Salon reports in a new piece that claims of forged petition signatures for gubernatorial candidates are extensive evidence of fraud and forgery, rather than calling them what they are: part of the normal shouting match that is politics in the raw.
Claims of forged signatures on such candidate petitions to be allowed to run for office are actually the bread and butter of this level of politics, this season in the political cycle. We can show this to be true as well.
“Extensive evidence of fraud and forgery”: Michigan Dems say GOP submitted fake signatures. Challenges seeking to disqualify Republicans allege they submitted names of dead people and unwitting non-voters”
Doesn’t that sound terrible? Except this really is standard behavior. No, not the dead folks voting (that’s Chicago) but the claims of false signatures. As we say, we can even show this.

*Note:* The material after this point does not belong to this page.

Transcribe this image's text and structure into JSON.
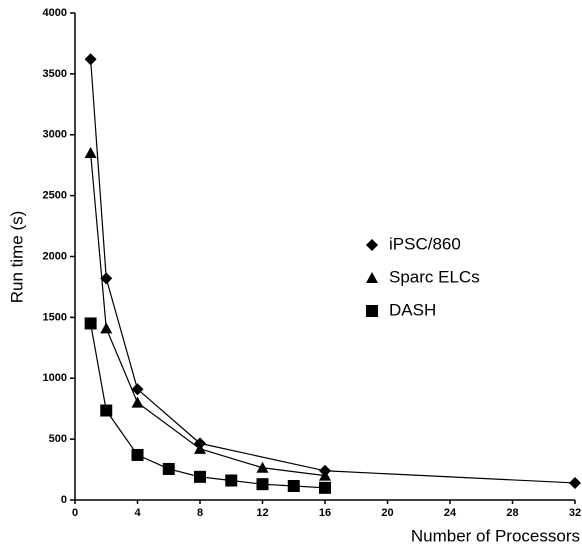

Here are the rules:
…a partisan nominating petition bearing a minimum of 15,000 valid signatures no later than 4:00 p.m. on May 11, 2010. Up to 30,000 signatures can be filed to cover the minimum signature requirement.
Well, why would they allow you to send in twice the number of signatures you need?
Michigan law allows candidates to file up to 30,000 signatures — twice the required amount — and most typically aim for that mark to create a cushion in the event the validity of any signatures is challenged by a competing candidate or another interested individual.
Oh. So challenges – we might even say claims of false signatures, those of dead people – are entirely normal in Michigan primary petitions then.
That is, a claim of fraud and forgery isn’t quite news, it’s par for the course. But Salon runs with that headline and – of course, given Salon’s views – backs the Democrat claim that the Republicans have done this. When, in fact, it’s the claim that is the normality.
Salon is listed as the No. 64 site in the “law and government” section of the media. It’s very much higher up that list in purely progressive circles, very much more important in that crowd. It gains some 9 million visits a month from that position.
We simply wouldn’t see Salon headlining an R claim that the Ds had been indulging in the same behavior – which is an obvious indication of bias. Bias can come in which stories to cover, not just in how each one is told.